Tackle the expressive phrasing and minor pentatonic tricks of one of rock's finest guitarists, David Gilmour (opens in new tab).
At the heart of David Gilmour's playing is some very soulful blues vocabulary with precise string bending, awareness of space and rests, lyrical vibrato and excellent intonation. His famous two-step two-tone bend can be heard on anything from Shine On You Crazy Diamond to Another Brick In The Wall (Part II).
Bluesy diads, slides and quarter-tone blues curls are evident in tracks such as Money and Comfortably Numb. David's smooth and perfectly-intonated bends are present in almost every solo, but particularly good examples that use a nice wash of delay can be heard in What Do You Want From Me and Hey You.
Pre-bends and slides
The key here is not bending too sharp. The bends should sound lazy and slightly out of tune to create a laid-back bluesy tension over the D minor backing.
Homage to the kings
David borrows typical blues phrasing from greats such as BB King and Albert King. The blues lick starts an eighth note before the first full bar of music.
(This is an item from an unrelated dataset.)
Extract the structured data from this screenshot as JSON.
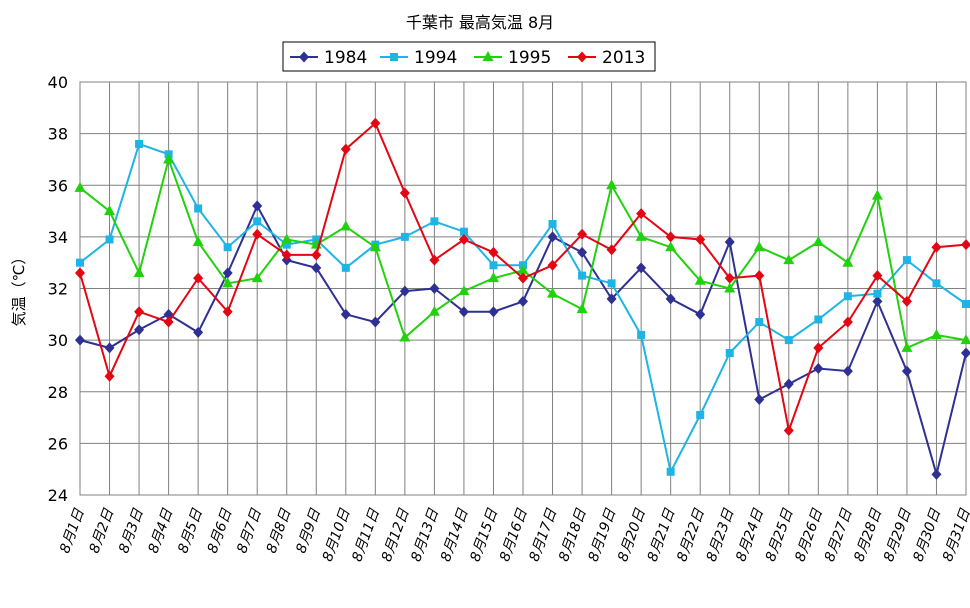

Try rotating your fret hand to the side to execute the quarter-tone bend. The rest of the notes come from the D minor pentatonic scale.
Three-semitone bend lick
Practise the three-semitone bend by fretting the 18th-fret second-string F note first. This will attune your ear to the target pitch.
Two-step two-tone lick
Gilmour's trademark bend is played in two stages. First, bend up a full tone, then release slightly just before the final push up to the full two tones.
Try hybrid picking if you're getting note bleed between the two strings: pick the second string with your pick and the first string with a finger.
Rake and high bend
The typical blues/jazz rake spells out a D minor arpeggio and still stays within the familiar territory of a minor pentatonic 'box' shape.
Using multiple positions
Getting comfortable with Gilmour's use of multiple scale positions will further your understanding and freedom in terms of improvising.